Hepatitis C virus (HCV) is a widespread, persistent disease affecting 1- 2% of the world's population. Only a fraction of HCV affected individuals respond to interferon therapy. Viral genotype has emerged as a clinically significant predictor for determining response to interferon. This proposal describes the application of a novel DNA fingerprinting technology, Cleavase Fragment Length Polymorphism (CFLP) to identifying HCV genotype.

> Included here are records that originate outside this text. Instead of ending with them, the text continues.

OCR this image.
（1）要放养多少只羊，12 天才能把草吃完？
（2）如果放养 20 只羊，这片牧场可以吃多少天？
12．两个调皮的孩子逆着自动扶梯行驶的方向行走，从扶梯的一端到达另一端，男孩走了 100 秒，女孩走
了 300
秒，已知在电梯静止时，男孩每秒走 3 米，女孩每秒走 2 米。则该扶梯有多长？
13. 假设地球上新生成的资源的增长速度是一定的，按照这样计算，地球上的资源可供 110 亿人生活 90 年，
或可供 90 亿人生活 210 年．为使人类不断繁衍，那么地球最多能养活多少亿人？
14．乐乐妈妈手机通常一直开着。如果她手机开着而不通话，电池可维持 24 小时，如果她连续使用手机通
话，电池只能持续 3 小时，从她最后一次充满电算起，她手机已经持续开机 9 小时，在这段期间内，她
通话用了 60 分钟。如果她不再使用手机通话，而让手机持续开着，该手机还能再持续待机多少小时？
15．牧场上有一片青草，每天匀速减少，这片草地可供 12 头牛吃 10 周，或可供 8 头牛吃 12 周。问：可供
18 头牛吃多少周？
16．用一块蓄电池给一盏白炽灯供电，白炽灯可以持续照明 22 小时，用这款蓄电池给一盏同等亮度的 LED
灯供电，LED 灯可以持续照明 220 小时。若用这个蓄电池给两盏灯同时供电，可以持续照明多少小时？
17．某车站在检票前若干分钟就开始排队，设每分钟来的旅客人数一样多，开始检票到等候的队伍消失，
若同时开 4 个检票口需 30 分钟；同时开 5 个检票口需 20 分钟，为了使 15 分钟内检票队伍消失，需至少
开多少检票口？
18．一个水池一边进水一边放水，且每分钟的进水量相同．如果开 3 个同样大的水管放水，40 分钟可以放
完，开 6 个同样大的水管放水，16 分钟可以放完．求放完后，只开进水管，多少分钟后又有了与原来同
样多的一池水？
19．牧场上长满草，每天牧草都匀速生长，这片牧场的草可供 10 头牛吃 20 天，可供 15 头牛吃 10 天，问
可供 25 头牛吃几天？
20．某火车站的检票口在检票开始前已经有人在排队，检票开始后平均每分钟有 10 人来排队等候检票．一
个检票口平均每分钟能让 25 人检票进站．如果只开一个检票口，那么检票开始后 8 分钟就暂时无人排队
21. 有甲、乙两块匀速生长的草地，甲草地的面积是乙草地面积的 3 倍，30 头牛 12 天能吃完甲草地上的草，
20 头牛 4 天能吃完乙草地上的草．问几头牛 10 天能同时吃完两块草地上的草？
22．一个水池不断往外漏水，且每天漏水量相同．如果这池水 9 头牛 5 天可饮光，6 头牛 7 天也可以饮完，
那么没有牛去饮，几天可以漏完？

The specific aims of Phase II are to generate a two-pronged CFLP HCV genotyping kit for rapid identification of a broad range of HCV types and subtypes. This kit will be suitable for analysis of the highly conserved 5'NCR subgenomic region as a follow-on to widely used HCV detection systems as well as for analysis of the NS-5b region for high-resolution genotyping. Signature elements of CFLP cleavage patterns will be used to identify genotype in uncharacterized samples. The Phase II proposal includes internal validation testing and beta site testing in two prominent reference labs. The CFLP HCV genotyping kit will be capable of discriminating HCV genotype with up to 98% certainty (for single base changes, >98% for the multiple polymorphisms that form the basis of genotyping) in less time and for a lower cost than existing methods.
Genotypic identification of hepatitis C Virus (HCV) is a rapidly growing area of research and clinical practice. In addition to affecting responsiveness to interferon, HCV genotype is likely to be an important factor in the evaluation of future antiviral therapies. CFLP is a fast, accurate, and user-friendly method for HCV genotyping. By developing a two-pronged assay, we propose to create a product suitable for immediate clinical use in detecting commonly occurring genotypes (based on the 5'NCR subgenomic region) as well as a more far-reaching method for higher-resolution typing (based on the NS-5b region).